According to senior Shas figures, Deri refused and demanded the top spot and the senior ministerial position.

Were Deri to establish his own party, Yosef would come out against him publicly, the sources were quoted as saying.

Sources close to Deri are claiming that since one of the main issues in the next election will be that of religion and state at a time of religious and secular tensions, Deri could be a popular moderating figure at the head of a party to bridge these divides, an option he prefers to playing second fiddle to Yishai.

According to former Shas spokesman Itzik Sudri, however, the likelihood of Deri splitting off and forming a separate haredi Sephardi party is slim.

“We need to consolidate our power, not see it dispersed,” Sudri told The Jerusalem Post on Tuesday. “That is what Rabbi Ovadia is working toward, but at the moment, before elections have been announced, everything being said is merely speculation.”

He added that although many see a Deri return to Shas alongside Yishai as an unobtainable dream, the possibility of such an outcome nevertheless exists.

“Deri is a first-rate leader, and it would be a shame to waste his talents. During this difficult time for the haredi community, it would be good to see him back in a leadership position,” Sudri said.

On Monday, Yishai called on Deri to return to Shas during a meeting of the Knesset faction, telling the press that he belonged with Shas.

Asked what the likely outcome would be, Yishai said simply that it was Yosef and the party’s Council of Torah Sages who made the decisions.

“It's true, we always do what the rabbi says,” Yishai said when challenged that this was his stock answer for difficult questions.

Deri served 22 months of a three-year jail term from 2000-2002 for accepting $155,000 in bribes during his tenure as Interior Ministry director-general and then as interior minister.

Renegade Shas MK Haim Amsalem told Army Radio on Monday that in his opinion it was extremely unlikely that Deri would form his own party, and noises being made about such an eventuality were merely a way of threatening Shas.
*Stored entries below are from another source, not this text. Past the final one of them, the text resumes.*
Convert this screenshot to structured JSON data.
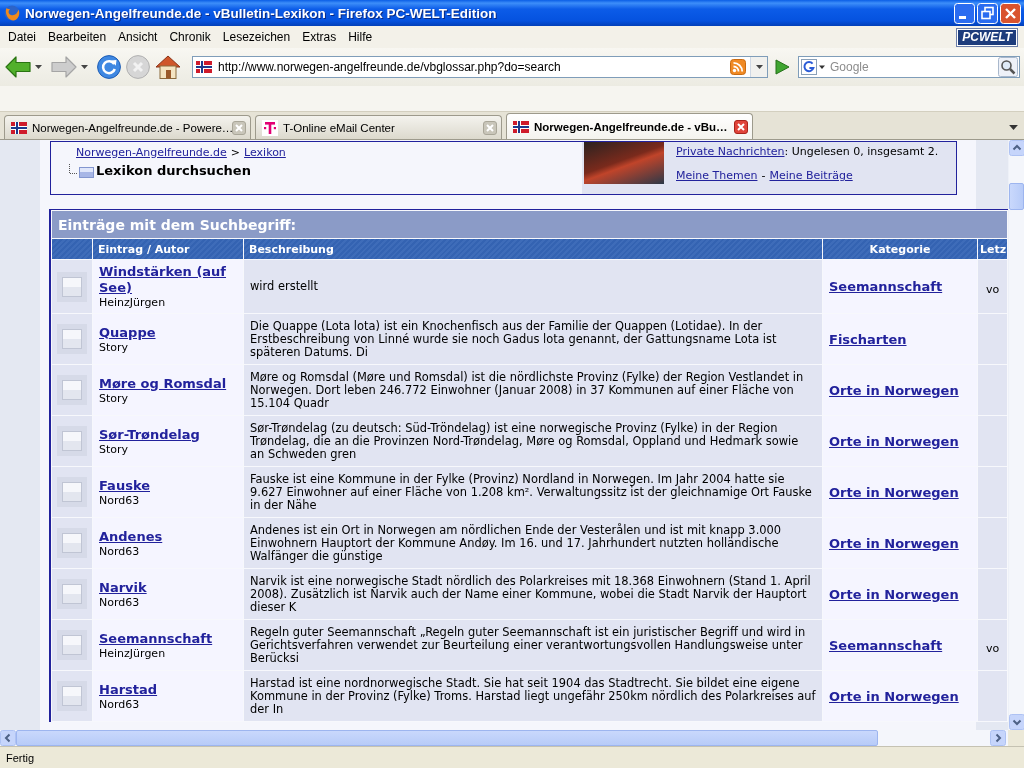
{
  "window": {
    "title": "Norwegen-Angelfreunde.de - vBulletin-Lexikon - Firefox PC-WELT-Edition"
  },
  "menu_bar": {
    "items": [
      "Datei",
      "Bearbeiten",
      "Ansicht",
      "Chronik",
      "Lesezeichen",
      "Extras",
      "Hilfe"
    ],
    "logo": "PCWELT"
  },
  "nav_buttons": [
    {
      "kind": "back",
      "disabled": false
    },
    {
      "kind": "forward",
      "disabled": true
    },
    {
      "kind": "reload",
      "disabled": false
    },
    {
      "kind": "stop",
      "disabled": true
    },
    {
      "kind": "home",
      "disabled": false
    }
  ],
  "address_bar": {
    "url": "http://www.norwegen-angelfreunde.de/vbglossar.php?do=search"
  },
  "search_bar": {
    "placeholder": "Google"
  },
  "tabs": [
    {
      "label": "Norwegen-Angelfreunde.de - Powere…",
      "kind": "forum",
      "selected": false
    },
    {
      "label": "T-Online eMail Center",
      "kind": "mail",
      "selected": false
    },
    {
      "label": "Norwegen-Angelfreunde.de - vBu…",
      "kind": "forum",
      "selected": true
    }
  ],
  "header": {
    "breadcrumb": {
      "links": [
        "Norwegen-Angelfreunde.de",
        "Lexikon"
      ],
      "separator": ">"
    },
    "current_page": "Lexikon durchsuchen",
    "user_panel": {
      "messages_link": "Private Nachrichten",
      "messages_status": ": Ungelesen 0, insgesamt 2.",
      "links": [
        "Meine Themen",
        "Meine Beiträge"
      ],
      "separator": "-"
    }
  },
  "results": {
    "title": "Einträge mit dem Suchbegriff:",
    "columns": [
      "Eintrag / Autor",
      "Beschreibung",
      "Kategorie",
      "Letz"
    ],
    "rows": [
      {
        "entry": "Windstärken (auf See)",
        "author": "HeinzJürgen",
        "description": "wird erstellt",
        "category": "Seemannschaft",
        "column_5": "vo"
      },
      {
        "entry": "Quappe",
        "author": "Story",
        "description": "Die Quappe (Lota lota) ist ein Knochenfisch aus der Familie der Quappen (Lotidae). In der Erstbeschreibung von Linné wurde sie noch Gadus lota genannt, der Gattungsname Lota ist späteren Datums. Di",
        "category": "Fischarten"
      },
      {
        "entry": "Møre og Romsdal",
        "author": "Story",
        "description": "Møre og Romsdal (Møre und Romsdal) ist die nördlichste Provinz (Fylke) der Region Vestlandet in Norwegen. Dort leben 246.772 Einwohner (Januar 2008) in 37 Kommunen auf einer Fläche von 15.104 Quadr",
        "category": "Orte in Norwegen"
      },
      {
        "entry": "Sør-Trøndelag",
        "author": "Story",
        "description": "Sør-Trøndelag (zu deutsch: Süd-Tröndelag) ist eine norwegische Provinz (Fylke) in der Region Trøndelag, die an die Provinzen Nord-Trøndelag, Møre og Romsdal, Oppland und Hedmark sowie an Schweden gren",
        "category": "Orte in Norwegen"
      },
      {
        "entry": "Fauske",
        "author": "Nord63",
        "description": "Fauske ist eine Kommune in der Fylke (Provinz) Nordland in Norwegen. Im Jahr 2004 hatte sie 9.627 Einwohner auf einer Fläche von 1.208 km². Verwaltungssitz ist der gleichnamige Ort Fauske in der Nähe",
        "category": "Orte in Norwegen"
      },
      {
        "entry": "Andenes",
        "author": "Nord63",
        "description": "Andenes ist ein Ort in Norwegen am nördlichen Ende der Vesterålen und ist mit knapp 3.000 Einwohnern Hauptort der Kommune Andøy. Im 16. und 17. Jahrhundert nutzten holländische Walfänger die günstige",
        "category": "Orte in Norwegen"
      },
      {
        "entry": "Narvik",
        "author": "Nord63",
        "description": "Narvik ist eine norwegische Stadt nördlich des Polarkreises mit 18.368 Einwohnern (Stand 1. April 2008). Zusätzlich ist Narvik auch der Name einer Kommune, wobei die Stadt Narvik der Hauptort dieser K",
        "category": "Orte in Norwegen"
      },
      {
        "entry": "Seemannschaft",
        "author": "HeinzJürgen",
        "description": "Regeln guter Seemannschaft „Regeln guter Seemannschaft ist ein juristischer Begriff und wird in Gerichtsverfahren verwendet zur Beurteilung einer verantwortungsvollen Handlungsweise unter Berücksi",
        "category": "Seemannschaft",
        "column_5": "vo"
      },
      {
        "entry": "Harstad",
        "author": "Nord63",
        "description": "Harstad ist eine nordnorwegische Stadt. Sie hat seit 1904 das Stadtrecht. Sie bildet eine eigene Kommune in der Provinz (Fylke) Troms. Harstad liegt ungefähr 250km nördlich des Polarkreises auf der In",
        "category": "Orte in Norwegen"
      }
    ]
  },
  "status_bar": {
    "text": "Fertig"
  }
}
“Rabbi Ovadia promised Deri that he would return to lead the party when his period of exclusion from politics was over,” Amsalem said.

“Everyone knows the game here, and everyone knows that Deri is not going to establish his own party. He’s done everything not to anger Rabbi Ovadia or Shas so that they’ll call him back for what was promised to him.”

He speculated that “if the polls ahead of an election show that Shas will not pick up the right amount of seats, and everyone runs to Rabbi Ovadia and says, ‘Only Arye can save us,’ in a situation like this it will be easier for Deri to return.”

Lahav Harkov contributed to this report.